Stop Santa's sweatshops

Dec 9, 1998 at 12:00 am

My friend Erin tried to clue in her teenage sister Denise about Nikes. A lot of people won't buy Nikes, Erin said, because they're made with child labor. A lot of people don't like 14-year-old girls working 12-hour days, for $2.28 a day, so Nike president Phil Knight and Michael Jordan can be rich.

Denise wasn't impressed. "If the shoes are cool, what can you do?"

Some consumers, however, would like to know that the workers making the things they buy aren't being treated like dirt.

This month, these discerning consumers are observing a "Holiday Season of Conscience." They're targeting Wal-Mart, which -- with sales in 1997 totaling $118 billion -- is the largest retailer on the globe. Through subcontractors, it's also likely the world's largest employer of sweatshop workers.

The New York-based People's Right to Know Campaign is asking Wal-Mart to reveal which factories it uses so third-party observers can inspect the conditions there.

At a recent talk in Detroit, campaign organizer Charles Kernaghan points to plenty of evidence of how sweatshop workers are mistreated.

Advertisements from apparel industry magazines urge manufacturers to set up shop in El Salvador, where docile "Rosa" will work for 33 cents an hour.

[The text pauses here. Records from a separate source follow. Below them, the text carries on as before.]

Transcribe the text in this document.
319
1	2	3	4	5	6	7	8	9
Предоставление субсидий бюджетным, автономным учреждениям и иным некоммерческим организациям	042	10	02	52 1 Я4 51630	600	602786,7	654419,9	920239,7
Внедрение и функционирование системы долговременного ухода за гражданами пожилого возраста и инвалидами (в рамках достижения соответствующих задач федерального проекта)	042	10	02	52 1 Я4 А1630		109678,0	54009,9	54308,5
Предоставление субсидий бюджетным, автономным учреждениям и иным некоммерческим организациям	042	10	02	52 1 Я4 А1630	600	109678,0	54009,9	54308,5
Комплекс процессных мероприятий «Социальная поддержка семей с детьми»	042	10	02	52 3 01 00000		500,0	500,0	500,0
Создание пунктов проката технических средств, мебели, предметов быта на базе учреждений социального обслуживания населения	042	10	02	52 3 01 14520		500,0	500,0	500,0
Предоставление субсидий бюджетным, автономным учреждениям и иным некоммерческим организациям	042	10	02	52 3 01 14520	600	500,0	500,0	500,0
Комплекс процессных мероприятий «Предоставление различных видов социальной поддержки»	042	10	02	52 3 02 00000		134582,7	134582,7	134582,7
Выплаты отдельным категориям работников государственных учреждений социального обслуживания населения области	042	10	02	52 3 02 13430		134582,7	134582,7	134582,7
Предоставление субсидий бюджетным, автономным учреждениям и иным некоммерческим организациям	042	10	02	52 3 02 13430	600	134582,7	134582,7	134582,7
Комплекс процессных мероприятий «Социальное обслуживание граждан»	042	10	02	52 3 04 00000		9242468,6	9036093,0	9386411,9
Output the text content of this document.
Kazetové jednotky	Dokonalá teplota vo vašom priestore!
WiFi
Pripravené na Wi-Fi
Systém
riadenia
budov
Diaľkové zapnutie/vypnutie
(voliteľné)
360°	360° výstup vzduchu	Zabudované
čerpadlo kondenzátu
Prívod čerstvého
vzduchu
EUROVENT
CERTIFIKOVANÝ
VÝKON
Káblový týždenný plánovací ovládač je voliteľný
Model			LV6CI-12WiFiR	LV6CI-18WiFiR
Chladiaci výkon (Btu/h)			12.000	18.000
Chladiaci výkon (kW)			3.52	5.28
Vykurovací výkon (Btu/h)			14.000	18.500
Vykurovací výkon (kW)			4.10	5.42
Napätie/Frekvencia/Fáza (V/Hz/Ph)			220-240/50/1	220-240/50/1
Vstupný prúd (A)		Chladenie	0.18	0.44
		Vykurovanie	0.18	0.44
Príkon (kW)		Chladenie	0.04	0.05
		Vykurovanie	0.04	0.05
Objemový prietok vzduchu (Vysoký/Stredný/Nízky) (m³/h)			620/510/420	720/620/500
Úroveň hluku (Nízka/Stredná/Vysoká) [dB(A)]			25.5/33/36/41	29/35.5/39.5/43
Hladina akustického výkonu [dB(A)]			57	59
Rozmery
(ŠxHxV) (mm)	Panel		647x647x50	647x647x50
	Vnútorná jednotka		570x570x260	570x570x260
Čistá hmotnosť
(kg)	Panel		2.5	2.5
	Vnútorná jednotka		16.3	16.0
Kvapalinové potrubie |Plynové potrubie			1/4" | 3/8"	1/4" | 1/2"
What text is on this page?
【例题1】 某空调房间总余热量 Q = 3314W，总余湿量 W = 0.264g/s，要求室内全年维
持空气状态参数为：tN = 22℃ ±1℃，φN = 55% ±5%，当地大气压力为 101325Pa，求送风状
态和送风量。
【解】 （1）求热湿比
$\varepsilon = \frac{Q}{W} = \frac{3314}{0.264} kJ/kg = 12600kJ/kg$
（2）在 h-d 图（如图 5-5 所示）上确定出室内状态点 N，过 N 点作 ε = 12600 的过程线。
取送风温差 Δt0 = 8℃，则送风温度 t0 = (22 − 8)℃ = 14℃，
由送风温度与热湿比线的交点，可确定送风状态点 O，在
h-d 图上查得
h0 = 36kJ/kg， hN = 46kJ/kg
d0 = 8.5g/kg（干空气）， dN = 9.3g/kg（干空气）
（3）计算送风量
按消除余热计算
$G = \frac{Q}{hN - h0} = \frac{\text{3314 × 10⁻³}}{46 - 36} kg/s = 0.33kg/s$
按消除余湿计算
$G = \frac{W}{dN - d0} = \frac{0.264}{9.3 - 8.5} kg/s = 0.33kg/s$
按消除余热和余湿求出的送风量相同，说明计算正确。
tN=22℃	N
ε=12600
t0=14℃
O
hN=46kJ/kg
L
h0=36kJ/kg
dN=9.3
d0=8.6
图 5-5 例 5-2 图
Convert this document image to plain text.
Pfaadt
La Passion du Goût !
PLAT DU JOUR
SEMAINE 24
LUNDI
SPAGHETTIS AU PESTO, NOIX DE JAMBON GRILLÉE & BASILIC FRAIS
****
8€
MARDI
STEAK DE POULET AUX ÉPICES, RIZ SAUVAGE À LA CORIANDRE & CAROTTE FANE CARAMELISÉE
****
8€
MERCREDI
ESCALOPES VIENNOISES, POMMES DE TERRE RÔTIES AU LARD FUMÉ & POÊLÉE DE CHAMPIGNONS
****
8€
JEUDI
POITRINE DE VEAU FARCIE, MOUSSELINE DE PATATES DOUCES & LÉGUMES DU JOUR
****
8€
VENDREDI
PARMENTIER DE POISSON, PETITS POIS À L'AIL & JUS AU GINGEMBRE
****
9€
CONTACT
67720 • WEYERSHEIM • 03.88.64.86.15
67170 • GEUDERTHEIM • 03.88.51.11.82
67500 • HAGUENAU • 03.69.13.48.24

Poster-size photos show Salvadoran sweatshops ringed with barbed wire.

When 15-year-old Wendy Diaz, a Honduran sweatshop worker, met with Kathie Lee Gifford in New York, she told the millionaire what it's like to make 31 cents an hour sewing blouses for Gifford's clothing line. Diaz explained how she and her coworkers go to bed hungry, have supervisors throw garments in their faces and call them "shithead," and aren't allowed to go to the bathroom. When Gifford was first confronted about sweatshops, on her TV show, she cried.

Recently, Gifford and other companies signed an agreement to curb use of children under 15, to ban forced labor and to pay at least the local minimum wage. Activists say the reforms are not nearly enough.

Kernaghan holds up two Kathie Lee blouses, one made in Mexico, one in the United States. The blouses are identical, but one was sewn by a worker earning $8.42 an hour; the other wage rate was 50 cents an hour. Who pocketed the difference? he asks.

"If Wal-Mart would charge you a dollar more for a blouse, that doesn't mean the worker in that factory would get that dollar," Wal-Mart spokesperson Betsy Reithemeyer tells the Metro Times. "That's not realistic, it's not even economically conceptual. ... Just because you can make an apple pie in your house for five bucks, and sell it in Europe for $25 where they don't have apples, by that logic they would say you're being greedy. But that's the marketplace."

In China, young women who make handbags for Wal-Mart live in a dormitory and earn as little as 12.5 cents an hour -- $3.44 a week after the company deducts the cost of rent and rice gruel. It's estimated Wal-Mart has used 700 to 1,000 factories in China alone.

Kernaghan's group has tracked down some of the sweatshops, which takes effort because the companies claim the locations of the plants they use are trade secrets.

But competitors often contract out to the same factories: Nike and Adidas, Kathie Lee and Ann Taylor, clothes for Kmart and Wal-Mart are assembled side by side.

The People's Right to Know Campaign thinks that shedding the light of day on conditions in Wal-Mart's factories is the first step toward getting the companies to change their practices.

"How can the American consumer shop with a conscience," Kernaghan asks, "when we don't even have the right to know in what factories and countries, under what human rights conditions and at what wages the products we're buying were made?"

It's not that Wal-Mart's sweatshops are any different from those of other companies such as Disney, Guess or Nike, says Kernaghan. But since Wal-Mart is the biggest, moving Wal-Mart in the right direction would affect the whole apparel industry.

He says there's been "a sea change in the attitude of the American people" since various groups began publicizing what goes on in sweatshops. For example, student groups on 50 campuses have pressured universities not to buy their gear from sweatshops.

"In the 1980s, companies would admit all these violations, and they didn't care," says Kernaghan. "They passed the buck. They can't get away with that anymore."

An official from the UN's International Labor Organization says nowhere in the world are companies under such pressure from consumers as in the United States.

"We're not asking for a boycott," Kernaghan emphasizes. "The workers there don't want to lose their jobs -- miserable as they are. All we want is for the companies to answer some very serious questions over where these products are made, in which countries, in which factories, under what conditions, at what wages, under what human rights conditions.

"This terrifies the companies," he says. "If you get them talking, you win, because they don't have a leg to stand on."